The Treasury Department said Monday that it will start issuing some stimulus payments by sending a debit card to people in the mail.
Until now, payments had been either directly deposited in an individual’s bank account or sent as a paper check.
About 4 million payments will be sent on a debit card. It could mean that those people receive their money faster than if they had to wait for a check.
The Visa debit card can be activated immediately and can be used to make purchases, to get cash at an ATM or to transfer funds into a bank account without being charged a fee, Treasury said.
The direct stimulus payments — which are worth up to $1,200 per individual and up to $2,400 per couple — were included in the $2.2 trillion aid package passed in March.
Over the past five weeks, Treasury has sent 140 million people their stimulus payments. That leaves about 10 million people who are still waiting.
The agency started by sending money to the people it could reach the fastest.

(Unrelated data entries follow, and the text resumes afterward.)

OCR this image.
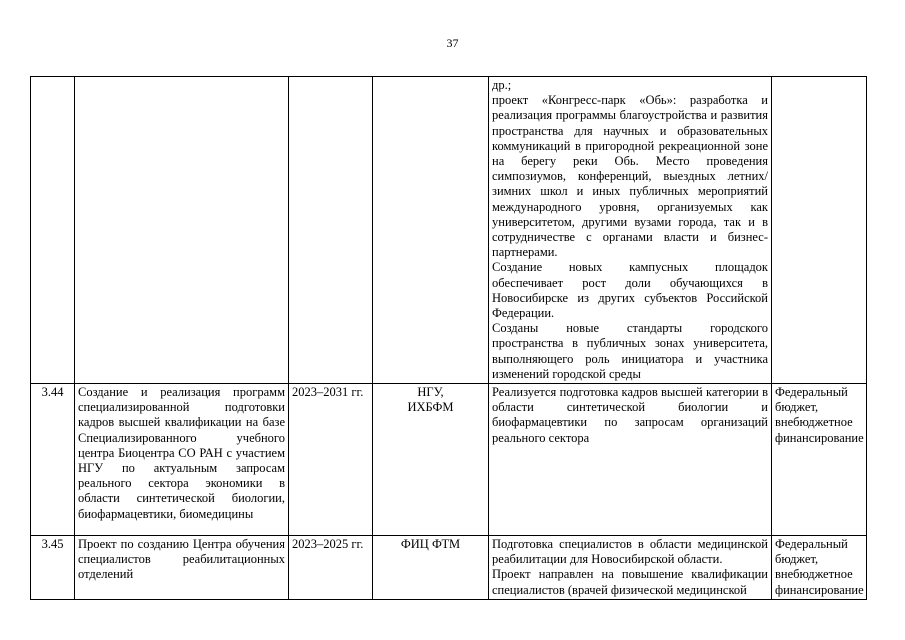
37

				др.;

проект «Конгресс-парк «Обь»: разработка и реализация программы благоустройства и развития пространства для научных и образовательных коммуникаций в пригородной рекреационной зоне на берегу реки Обь. Место проведения симпозиумов, конференций, выездных летних/зимних школ и иных публичных мероприятий международного уровня, организуемых как университетом, другими вузами города, так и в сотрудничестве с органами власти и бизнес-партнерами.

Создание новых кампусных площадок обеспечивает рост доли обучающихся в Новосибирске из других субъектов Российской Федерации.

Созданы новые стандарты городского пространства в публичных зонах университета, выполняющего роль инициатора и участника изменений городской среды	

3.44	Создание и реализация программ специализированной подготовки кадров высшей квалификации на базе Специализированного учебного центра Биоцентра СО РАН с участием НГУ по актуальным запросам реального сектора экономики в области синтетической биологии, биофармацевтики, биомедицины	2023–2031 гг.	НГУ,
ИХБФМ	Реализуется подготовка кадров высшей категории в области синтетической биологии и биофармацевтики по запросам организаций реального сектора	Федеральный бюджет, внебюджетное финансирование
3.45	Проект по созданию Центра обучения специалистов реабилитационных отделений	2023–2025 гг.	ФИЦ ФТМ	Подготовка специалистов в области медицинской реабилитации для Новосибирской области.

Проект направлен на повышение квалификации специалистов (врачей физической медицинской	Федеральный бюджет, внебюджетное финансирование
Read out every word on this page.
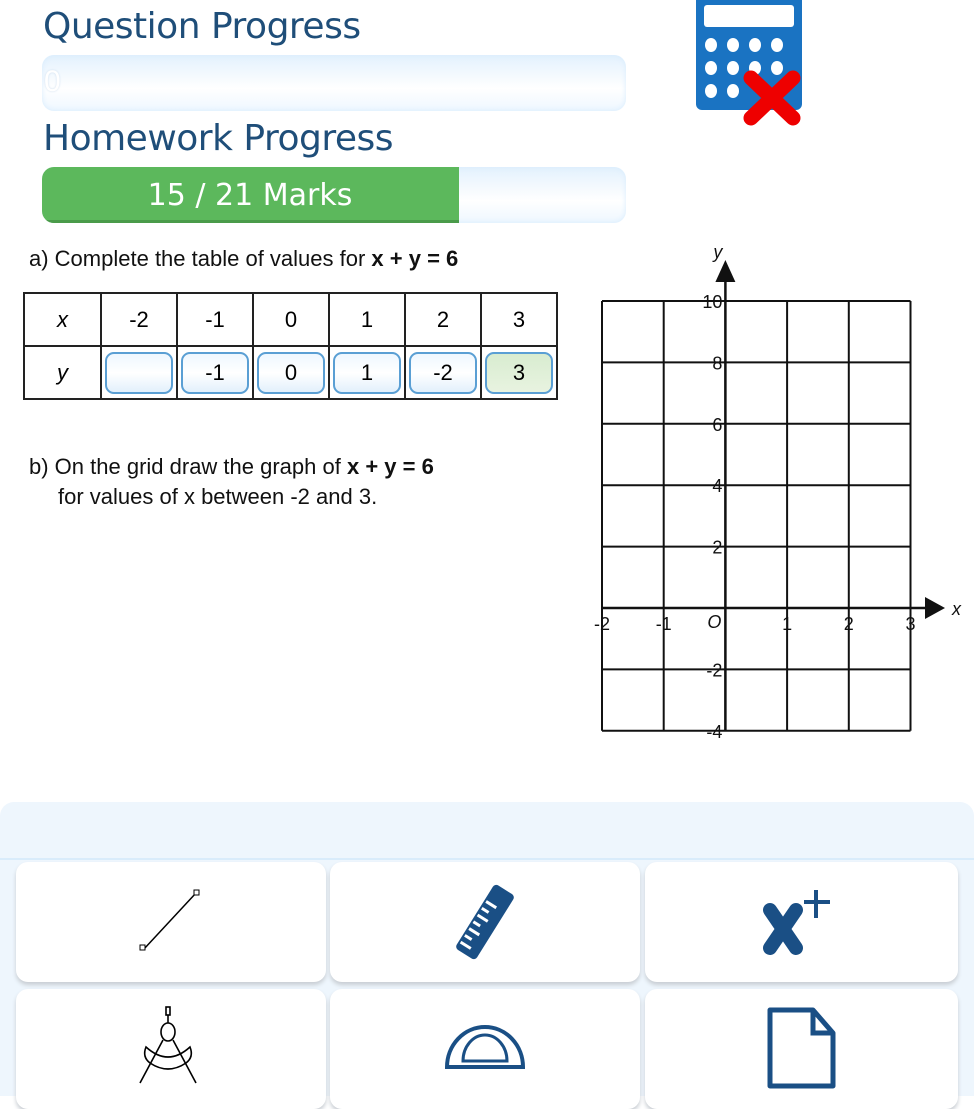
Question Progress
0
Homework Progress
15 / 21 Marks
a) Complete the table of values for x + y = 6
x	-2	-1	0	1	2	3
y		-1	0	1	-2	3
b) On the grid draw the graph of x + y = 6
for values of x between -2 and 3.
y
x
O
-2	-1	1	2	3
10
8
6
4
2
-2
-4
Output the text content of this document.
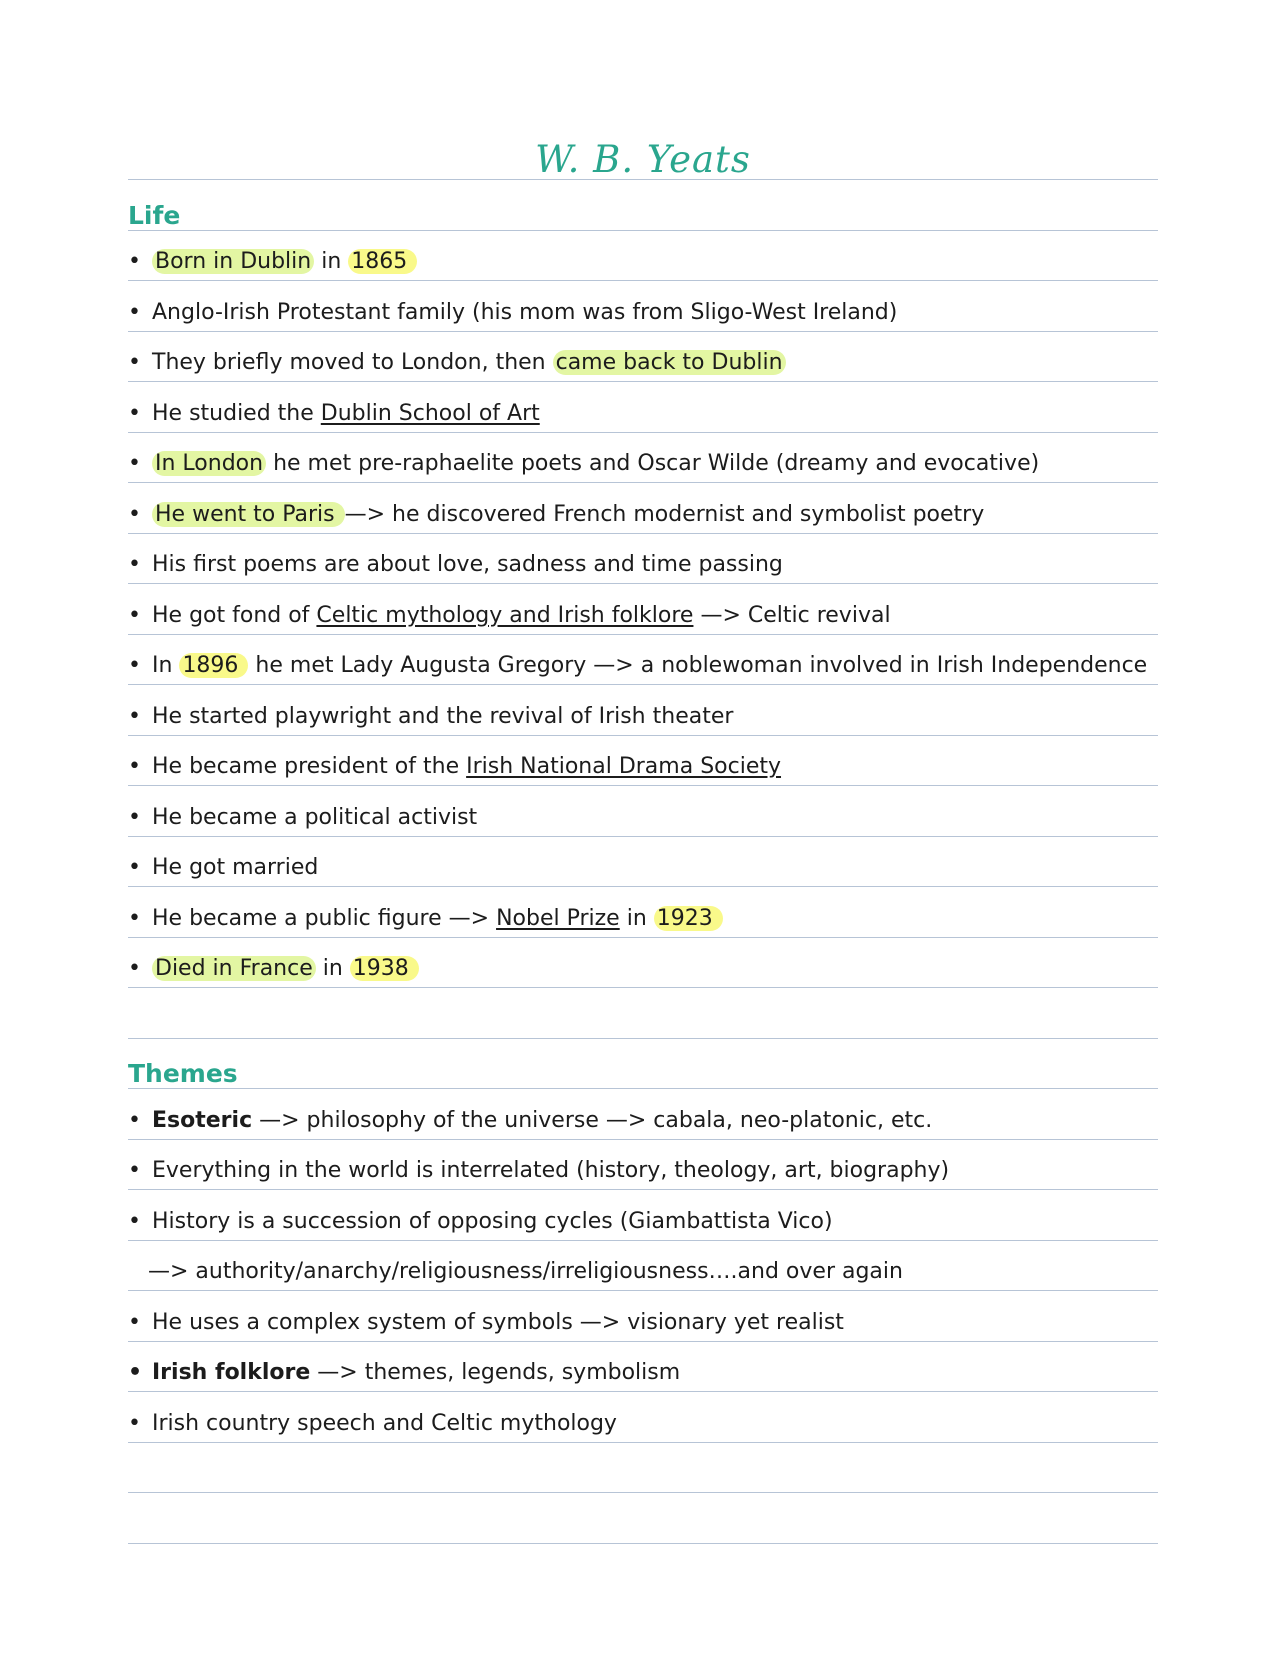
W. B. Yeats
Life
• Born in Dublin in 1865
• Anglo-Irish Protestant family (his mom was from Sligo-West Ireland)
• They briefly moved to London, then came back to Dublin
• He studied the Dublin School of Art
• In London he met pre-raphaelite poets and Oscar Wilde (dreamy and evocative)
• He went to Paris —> he discovered French modernist and symbolist poetry
• His first poems are about love, sadness and time passing
• He got fond of Celtic mythology and Irish folklore —> Celtic revival
• In 1896 he met Lady Augusta Gregory —> a noblewoman involved in Irish Independence
• He started playwright and the revival of Irish theater
• He became president of the Irish National Drama Society
• He became a political activist
• He got married
• He became a public figure —> Nobel Prize in 1923
• Died in France in 1938
Themes
• Esoteric —> philosophy of the universe —> cabala, neo-platonic, etc.
• Everything in the world is interrelated (history, theology, art, biography)
• History is a succession of opposing cycles (Giambattista Vico)
—> authority/anarchy/religiousness/irreligiousness….and over again
• He uses a complex system of symbols —> visionary yet realist
• Irish folklore —> themes, legends, symbolism
• Irish country speech and Celtic mythology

This was anyone who had direct deposit information already on file with the Internal Revenue Service because they were due a refund on either their 2018 or 2019 federal tax returns.

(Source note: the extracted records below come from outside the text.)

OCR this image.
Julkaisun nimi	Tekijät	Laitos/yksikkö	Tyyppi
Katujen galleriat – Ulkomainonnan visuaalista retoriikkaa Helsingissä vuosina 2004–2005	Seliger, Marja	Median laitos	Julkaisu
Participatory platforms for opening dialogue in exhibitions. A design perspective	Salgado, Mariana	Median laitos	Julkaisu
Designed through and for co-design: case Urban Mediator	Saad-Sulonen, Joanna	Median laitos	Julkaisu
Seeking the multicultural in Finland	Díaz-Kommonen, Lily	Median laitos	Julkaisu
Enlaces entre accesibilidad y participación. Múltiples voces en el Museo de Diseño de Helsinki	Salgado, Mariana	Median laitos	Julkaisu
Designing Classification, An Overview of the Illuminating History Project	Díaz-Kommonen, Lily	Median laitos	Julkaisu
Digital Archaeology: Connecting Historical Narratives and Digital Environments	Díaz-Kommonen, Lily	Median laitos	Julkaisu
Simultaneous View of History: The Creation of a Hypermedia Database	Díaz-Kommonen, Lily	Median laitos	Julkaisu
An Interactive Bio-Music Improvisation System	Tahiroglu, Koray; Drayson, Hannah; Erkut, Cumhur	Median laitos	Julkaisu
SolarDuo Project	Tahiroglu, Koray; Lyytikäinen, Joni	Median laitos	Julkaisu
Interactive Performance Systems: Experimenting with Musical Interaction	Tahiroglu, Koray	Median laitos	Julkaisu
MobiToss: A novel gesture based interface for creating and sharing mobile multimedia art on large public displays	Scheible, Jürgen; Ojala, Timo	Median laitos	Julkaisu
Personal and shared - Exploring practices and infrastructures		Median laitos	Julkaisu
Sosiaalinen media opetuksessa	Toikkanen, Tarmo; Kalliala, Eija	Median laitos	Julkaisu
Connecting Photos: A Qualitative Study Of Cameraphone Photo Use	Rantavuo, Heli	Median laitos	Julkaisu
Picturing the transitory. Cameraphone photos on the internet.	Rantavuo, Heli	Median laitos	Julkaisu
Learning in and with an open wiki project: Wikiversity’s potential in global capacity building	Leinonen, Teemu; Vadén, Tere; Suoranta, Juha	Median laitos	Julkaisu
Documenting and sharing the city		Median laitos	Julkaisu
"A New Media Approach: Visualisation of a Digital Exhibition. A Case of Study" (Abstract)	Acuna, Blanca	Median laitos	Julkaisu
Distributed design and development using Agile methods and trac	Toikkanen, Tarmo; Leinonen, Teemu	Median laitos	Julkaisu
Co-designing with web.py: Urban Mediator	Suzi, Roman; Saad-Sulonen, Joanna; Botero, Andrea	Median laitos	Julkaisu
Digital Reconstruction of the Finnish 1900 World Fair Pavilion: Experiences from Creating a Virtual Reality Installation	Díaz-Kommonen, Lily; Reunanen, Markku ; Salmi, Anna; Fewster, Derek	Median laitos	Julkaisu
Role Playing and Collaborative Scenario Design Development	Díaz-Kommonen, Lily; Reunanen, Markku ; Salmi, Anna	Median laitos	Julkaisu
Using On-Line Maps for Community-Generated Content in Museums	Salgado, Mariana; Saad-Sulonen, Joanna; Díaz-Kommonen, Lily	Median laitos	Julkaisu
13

Others could use an IRS online tool to upload their bank account information or they could wait for a check in the mail. The agency sent checks out first to those earning less than $30,000 a year.
Social Security recipients who don’t normally file a tax return are receiving their stimulus money however they usually receive their monthly benefits.
Those being sent a debit card this week do not have bank account information on file with the IRS and would have otherwise received a check in the mail.
Low-income people who don’t earn enough money to have to file tax returns will still have to submit some information to the IRS, using an online non-filer tool, before receiving the stimulus money.
Eligibility for the payments is largely based on income, and it excludes individuals earning more than $99,000, head of household filers with one child who earn more than $136,500, and married couples without children earning more than $198,000.
Families earning a little more may still be eligible if they have children. The phase-out limit depends on how many children they have. For a typical family of four, the amount is completely phased out for those with incomes exceeding $218,000.
Those who can be claimed as a dependent for tax purposes, like many college students, are also ineligible for the payments, as well as undocumented immigrants who don’t have Social Security numbers.
Payments are worth up to $1,200 for individuals, and $2,400 for couples — plus $500 per dependent.